Rosette, (Peinture.) sorte de craie rougeâtre approchant de la couleur amarante, qui n’est autre chose que du blanc de Rouen, à qui l’on a donné cette couleur par le moyen d’une teinture de bois de Brésil plusieurs fois réitérée. La rosette est une espece de stil de grain dont on se sert dans la peinture. Il y a une autre espece de rosette semblable pour la composition à celle ci-dessus, mais dont la couleur est d’un plus beau rouge, qui sert à faire cette encre dont les Imprimeurs se servent pour marquer en rouge les titres des livres qu’ils impriment. On s’en sert aussi quelquefois pour peindre. Dictionn. du Comm. (D. J.)
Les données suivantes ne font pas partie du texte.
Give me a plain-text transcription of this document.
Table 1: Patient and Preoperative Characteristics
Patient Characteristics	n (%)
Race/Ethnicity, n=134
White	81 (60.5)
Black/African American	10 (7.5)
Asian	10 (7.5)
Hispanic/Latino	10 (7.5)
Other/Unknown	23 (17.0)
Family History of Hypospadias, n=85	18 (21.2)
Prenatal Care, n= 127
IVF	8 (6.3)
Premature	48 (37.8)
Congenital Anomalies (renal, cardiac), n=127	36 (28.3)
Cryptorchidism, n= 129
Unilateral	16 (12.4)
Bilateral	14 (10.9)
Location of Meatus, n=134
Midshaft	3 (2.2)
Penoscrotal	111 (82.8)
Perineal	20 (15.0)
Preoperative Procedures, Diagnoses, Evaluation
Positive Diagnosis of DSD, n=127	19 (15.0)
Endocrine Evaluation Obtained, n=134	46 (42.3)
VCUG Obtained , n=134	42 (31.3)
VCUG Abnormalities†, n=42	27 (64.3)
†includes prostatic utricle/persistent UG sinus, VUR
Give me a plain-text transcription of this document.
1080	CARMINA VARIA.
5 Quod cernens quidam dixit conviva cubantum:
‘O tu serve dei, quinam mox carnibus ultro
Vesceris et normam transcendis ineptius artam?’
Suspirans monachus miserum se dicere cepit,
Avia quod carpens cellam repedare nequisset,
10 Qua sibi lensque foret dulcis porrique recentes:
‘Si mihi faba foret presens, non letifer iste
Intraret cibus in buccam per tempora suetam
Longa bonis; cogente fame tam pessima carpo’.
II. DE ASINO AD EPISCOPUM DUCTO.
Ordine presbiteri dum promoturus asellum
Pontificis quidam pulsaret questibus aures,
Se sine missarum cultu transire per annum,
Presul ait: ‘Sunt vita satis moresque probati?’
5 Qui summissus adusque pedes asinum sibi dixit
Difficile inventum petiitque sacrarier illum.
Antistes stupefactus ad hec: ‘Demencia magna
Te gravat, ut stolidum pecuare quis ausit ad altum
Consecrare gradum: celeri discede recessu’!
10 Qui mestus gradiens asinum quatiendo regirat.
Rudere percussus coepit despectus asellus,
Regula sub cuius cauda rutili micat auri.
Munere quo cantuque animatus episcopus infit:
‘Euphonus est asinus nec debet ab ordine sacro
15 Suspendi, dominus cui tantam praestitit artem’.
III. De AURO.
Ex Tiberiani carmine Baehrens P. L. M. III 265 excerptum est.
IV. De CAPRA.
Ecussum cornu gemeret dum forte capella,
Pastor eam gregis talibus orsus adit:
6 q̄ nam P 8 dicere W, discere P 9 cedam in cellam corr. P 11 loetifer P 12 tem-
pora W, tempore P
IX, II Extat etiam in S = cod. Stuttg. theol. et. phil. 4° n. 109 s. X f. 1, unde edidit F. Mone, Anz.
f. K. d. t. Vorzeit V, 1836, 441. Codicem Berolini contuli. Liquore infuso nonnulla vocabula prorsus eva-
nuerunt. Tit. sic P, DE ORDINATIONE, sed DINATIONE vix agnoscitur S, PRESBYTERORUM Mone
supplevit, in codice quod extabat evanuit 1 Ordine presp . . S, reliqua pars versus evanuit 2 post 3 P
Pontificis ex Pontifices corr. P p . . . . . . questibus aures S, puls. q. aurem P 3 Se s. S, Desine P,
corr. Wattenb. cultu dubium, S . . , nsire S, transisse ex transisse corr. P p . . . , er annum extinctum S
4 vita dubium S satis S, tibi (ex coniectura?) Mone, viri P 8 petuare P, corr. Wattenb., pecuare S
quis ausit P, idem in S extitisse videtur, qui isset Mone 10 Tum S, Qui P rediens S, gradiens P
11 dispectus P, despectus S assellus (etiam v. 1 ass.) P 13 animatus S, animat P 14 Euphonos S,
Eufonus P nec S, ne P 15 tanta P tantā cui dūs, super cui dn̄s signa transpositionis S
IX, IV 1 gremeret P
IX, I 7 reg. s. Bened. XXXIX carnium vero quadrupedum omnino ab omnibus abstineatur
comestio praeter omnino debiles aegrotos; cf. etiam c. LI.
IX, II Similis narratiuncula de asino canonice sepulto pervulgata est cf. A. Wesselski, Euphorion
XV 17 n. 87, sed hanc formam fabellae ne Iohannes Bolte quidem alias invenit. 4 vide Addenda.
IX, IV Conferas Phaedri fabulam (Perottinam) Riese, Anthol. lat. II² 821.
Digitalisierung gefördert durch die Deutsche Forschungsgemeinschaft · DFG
Rosette, (Serrur.) ornement d’étoffe ciselés en maniere de rose, qui se met sous le bouton d’une rose. (D. J.)

Rosettes, (Tourneur.) sont des disques de fer ou de cuivre figurés que l’on monte sur l’arbre du tour à figurer, par la moyen desquels on fait des figures qui leur sont semblables. Voyez Tour & les Pl. & fig. du Tourneur.